Em 12° vem Facebook Story, uma canção que talvez conte como Frank descobriu ter sido traído. Esse é mais um diálogo na voz de outra pessoa, dessa vez falando de uma garota que disse estar sendo traída por não ter sido aceita no Facebook pelo seu amado, ao passo que este alega que está com ela pessoalmente todos os dias.Close To You é uma das faixas mais curtas e talvez a que menos teve significância para mim. A letra aparente falar dos vestígios que ainda mantém o eu lírico preso ao seu amor passado

A última parte do álbum é a mais confusa de toda a obra. White Ferrari, Siegfried e Godspeed giram em torno da aceitação do término do relacionamento.White Ferrari é sobre a percepção de como o relacionamento foi morrendo, e de como Ocean pensava que manter a relação em seus princípios primários (sexo), poderia sustentá-la. Ao mesmo tempo em que a relação está presa num mesmo nível, sem progressão, e o parceiro dele enfrenta uma insegurança que o impede se entregar.

Siegfried é o encontro com esse amor que se foi e que agora está vivendo uma nova vida. Frank se questiona logo de início se deveria enveredar numa vida mais pacata, constituir família. Para depois vir numa das últimas estrofes afirmando seu estilo de vida e se negando a mudar:

Spin this flammable paper on the film's that my life
High flights, inhale the vapor, exhale once and think twice
Eat some shrooms, maybe have a good cry, about you
See some colors, light hangglide off the moon

Godspeed é um complemento dessa aceitação. Ocean, aqui, deixa seu amor ir, mas também fala que sempre vai amar este alguém.

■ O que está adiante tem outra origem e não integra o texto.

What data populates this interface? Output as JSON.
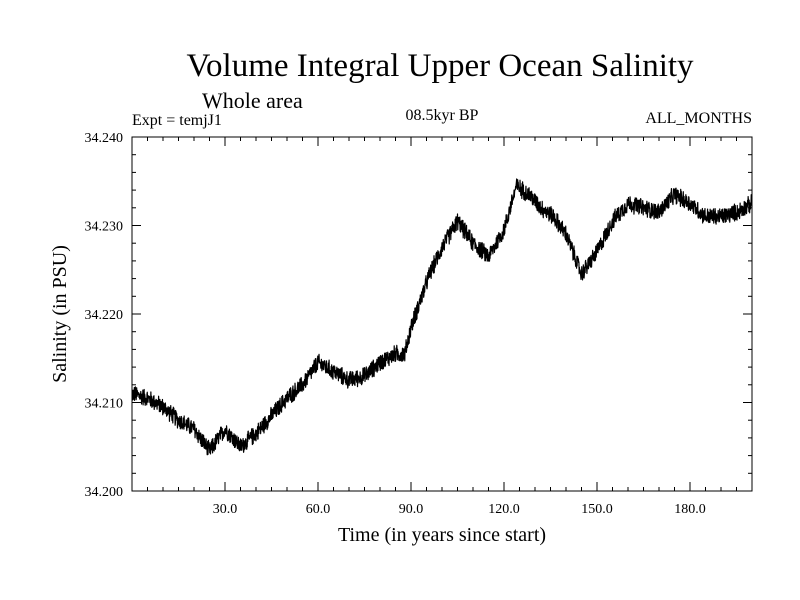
{
  "header": {
    "title": "Volume Integral Upper Ocean Salinity",
    "subtitle": "Whole area",
    "expt": "Expt = temjJ1",
    "period": "08.5kyr BP",
    "months": "ALL_MONTHS"
  },
  "chart_data": {
    "type": "line",
    "title": "Volume Integral Upper Ocean Salinity",
    "subtitle": "Whole area",
    "xlabel": "Time (in years since start)",
    "ylabel": "Salinity (in PSU)",
    "xlim": [
      0,
      200
    ],
    "ylim": [
      34.2,
      34.24
    ],
    "xticks": [
      30,
      60,
      90,
      120,
      150,
      180
    ],
    "xtick_labels": [
      "30.0",
      "60.0",
      "90.0",
      "120.0",
      "150.0",
      "180.0"
    ],
    "yticks": [
      34.2,
      34.21,
      34.22,
      34.23,
      34.24
    ],
    "ytick_labels": [
      "34.200",
      "34.210",
      "34.220",
      "34.230",
      "34.240"
    ],
    "grid": false,
    "series": [
      {
        "name": "Salinity",
        "x": [
          0,
          5,
          10,
          15,
          20,
          25,
          30,
          35,
          40,
          45,
          50,
          55,
          60,
          65,
          70,
          75,
          80,
          85,
          88,
          90,
          93,
          96,
          100,
          105,
          110,
          115,
          120,
          124,
          128,
          132,
          136,
          140,
          145,
          150,
          155,
          160,
          165,
          170,
          175,
          180,
          185,
          190,
          195,
          200
        ],
        "values": [
          34.211,
          34.2105,
          34.2095,
          34.208,
          34.207,
          34.2045,
          34.207,
          34.205,
          34.2065,
          34.2085,
          34.2105,
          34.212,
          34.2145,
          34.2135,
          34.2125,
          34.213,
          34.2145,
          34.2155,
          34.2155,
          34.2185,
          34.2215,
          34.2245,
          34.2275,
          34.2305,
          34.228,
          34.2265,
          34.2295,
          34.2345,
          34.2335,
          34.232,
          34.231,
          34.229,
          34.2245,
          34.227,
          34.2305,
          34.2325,
          34.232,
          34.2315,
          34.2335,
          34.2325,
          34.231,
          34.231,
          34.2315,
          34.2325
        ]
      }
    ],
    "noise_amplitude": 0.0011
  }
}
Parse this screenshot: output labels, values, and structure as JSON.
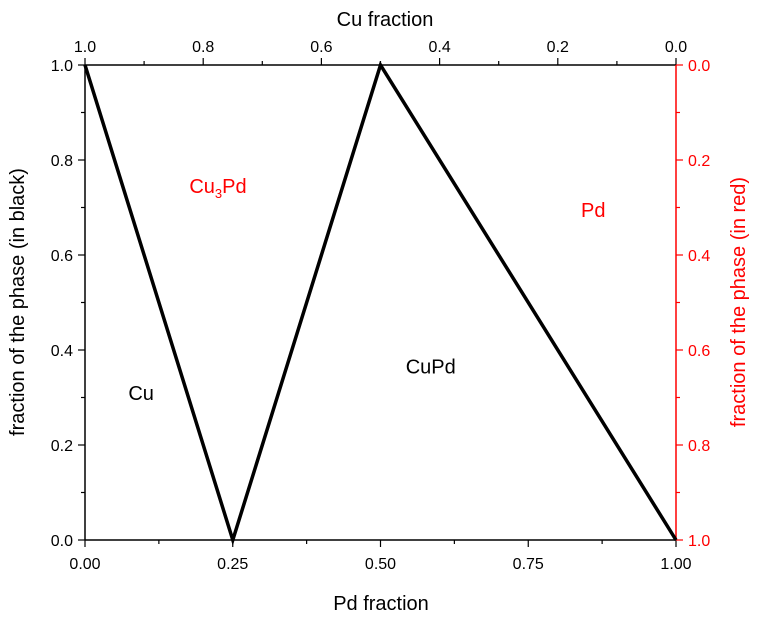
{
  "chart_data": {
    "type": "line",
    "xlabel": "Pd fraction",
    "xlabel_top": "Cu fraction",
    "ylabel": "fraction of the phase (in black)",
    "ylabel_right": "fraction of the phase (in red)",
    "xlim": [
      0.0,
      1.0
    ],
    "ylim": [
      0.0,
      1.0
    ],
    "xlim_top": [
      1.0,
      0.0
    ],
    "ylim_right": [
      1.0,
      0.0
    ],
    "x_ticks": [
      "0.00",
      "0.25",
      "0.50",
      "0.75",
      "1.00"
    ],
    "x_ticks_top": [
      "1.0",
      "0.8",
      "0.6",
      "0.4",
      "0.2",
      "0.0"
    ],
    "y_ticks": [
      "0.0",
      "0.2",
      "0.4",
      "0.6",
      "0.8",
      "1.0"
    ],
    "y_ticks_right": [
      "0.0",
      "0.2",
      "0.4",
      "0.6",
      "0.8",
      "1.0"
    ],
    "series": [
      {
        "color": "#000000",
        "x": [
          0.0,
          0.25,
          0.5,
          1.0
        ],
        "y": [
          1.0,
          0.0,
          1.0,
          0.0
        ]
      }
    ],
    "annotations": [
      {
        "text": "Cu",
        "x": 0.095,
        "y": 0.31,
        "color": "#000000"
      },
      {
        "text": "Cu",
        "sub": "3",
        "tail": "Pd",
        "x": 0.225,
        "y": 0.745,
        "color": "#ff0000"
      },
      {
        "text": "CuPd",
        "x": 0.585,
        "y": 0.365,
        "color": "#000000"
      },
      {
        "text": "Pd",
        "x": 0.86,
        "y": 0.695,
        "color": "#ff0000"
      }
    ],
    "colors": {
      "left_axis": "#000000",
      "right_axis": "#ff0000"
    },
    "grid": false,
    "legend": "none"
  }
}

I let go of my claim on you, it's a free world
You look down on where you came from sometimes
But you'll have this place to call home, always

Futura Free, com pouco mais de 9 minutos encerra o álbum. A faixa compila tudo que foi dito ao longo do álbum. Fala de seu sucesso enquanto artista, se refere à mãe e também ao amor que se foi. Mas, devido a sua extensão, a canção mais difícil de toda a obra, é difícil perceber todas as camadas colocadas por Ocean.

Com 17 faixas o álbum é um tanto difícil de ser consumido, é preciso tempo para digeri-lo, principalmente por causa do uso excessivo de sintetização e efeitos na voz, o que pode, em alguns momentos, ser irritante, e até mesmo monótono. Blonde é um álbum difícil, mas isso é uma de suas melhores qualidades. Frank Ocean traz inúmeras referências artísticas, históricas e culturais em suas músicas, falando com maestria de questões ligadas à família, sexualidade, abuso de drogas e o fim de um amor. É uma obra para ser ouvida com carinho e paciência, da mesma maneira que se constrói uma relação amorosa.